In charging this committee, he identified three parameters: that the Core Curriculum be mission-centered, that the Development of Western Civilization (DWC) Program remain in any revised curriculum, and that philosophy and theology be maintained as core requirements.

Father Shanley reiterated at the Spring Faculty and Staff Meeting on April 12, 2006, that Core Curriculum review must be mission-centered, echoing the themes from his Inaugural Address that “we should strive to educate our students to grasp a unified view of the whole of truth in contemplative wisdom, where faith and reason come together through a vigorous exploration of competing arguments in disputed questions.”

He again stressed the importance of the DWC Program because, he said, “A curriculum that looks to the future cannot neglect the past.” And, the interdisciplinary nature of DWC, he added, “models the kind of integrated thinking that I believe should lie at the heart of a PC education.”

Informing the curriculum review process was a collective reading by CCRC subcommittee members of Our Underachieving Colleges—A Candid Look at How Much StudentsLearn and Why They Should be Learning More by Derek Bok, Harvard University interim president and president emeritus. This reading assignment became the shared reference for more than 70 faculty and staff members—as well as students—who attended a Saturday, September 16, workshop to discuss Bok’s observations and challenges regarding liberal education goals.

The Core Curriculum review steering committee and subcommittees continue to meet regularly, with final recommendations on revisions to the Core Curriculum due in spring 2007.

New Department of Public and Community Service Studies

The country’s first interdisciplinary, undergraduate degree program in public and community service studies—established at PC in 1993—reached a new milestone this past year.

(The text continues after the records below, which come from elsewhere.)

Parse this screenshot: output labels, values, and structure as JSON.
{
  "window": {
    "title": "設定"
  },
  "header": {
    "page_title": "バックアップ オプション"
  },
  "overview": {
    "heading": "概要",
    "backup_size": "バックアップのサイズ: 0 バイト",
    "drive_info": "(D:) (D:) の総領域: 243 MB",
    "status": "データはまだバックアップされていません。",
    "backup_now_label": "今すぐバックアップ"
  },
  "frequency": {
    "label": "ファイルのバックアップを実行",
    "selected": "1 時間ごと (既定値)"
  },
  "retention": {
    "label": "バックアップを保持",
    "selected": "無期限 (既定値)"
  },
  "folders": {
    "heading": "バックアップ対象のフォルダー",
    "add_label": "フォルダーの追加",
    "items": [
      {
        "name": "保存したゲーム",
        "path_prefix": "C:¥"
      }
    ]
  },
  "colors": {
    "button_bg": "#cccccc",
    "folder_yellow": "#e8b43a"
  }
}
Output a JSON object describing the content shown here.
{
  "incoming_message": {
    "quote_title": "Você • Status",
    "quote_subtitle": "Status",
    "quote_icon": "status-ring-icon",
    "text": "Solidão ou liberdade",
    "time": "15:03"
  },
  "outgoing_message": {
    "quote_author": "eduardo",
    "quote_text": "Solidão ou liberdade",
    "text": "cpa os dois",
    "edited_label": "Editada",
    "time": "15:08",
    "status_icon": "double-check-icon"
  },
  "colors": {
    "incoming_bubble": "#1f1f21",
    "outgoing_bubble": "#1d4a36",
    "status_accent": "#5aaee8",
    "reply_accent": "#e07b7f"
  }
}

After approval by the Faculty Senate last spring, Father Shanley officially elevated the Public and Community Service Studies Program to full department status as of July 1, 2006. Along with department status, the interdisciplinary program gained five specifically designated faculty members. Additional faculty members teach in the program and the teaching ranks are complemented by the unique perspectives of community advisors/co-teachers.

This new department status strengthens both the major and the Feinstein Institute for Public Service itself, enabling the College to strengthen its role as a leader in this field while helping PC to transform the surrounding community of which it is a vital part. The department also has re-established formal ties with the Campus Compact, the national organization dedicated to promoting community service, civic engagement, and service-learning in the country’s colleges and universities. This move resulted in PC’s recognition once again by U.S.  News’ America ’s BestColleges 2007 as among the top 25 schools in the country cited by college presidents, chief academic officers, and deans of admission for their service learning initiatives.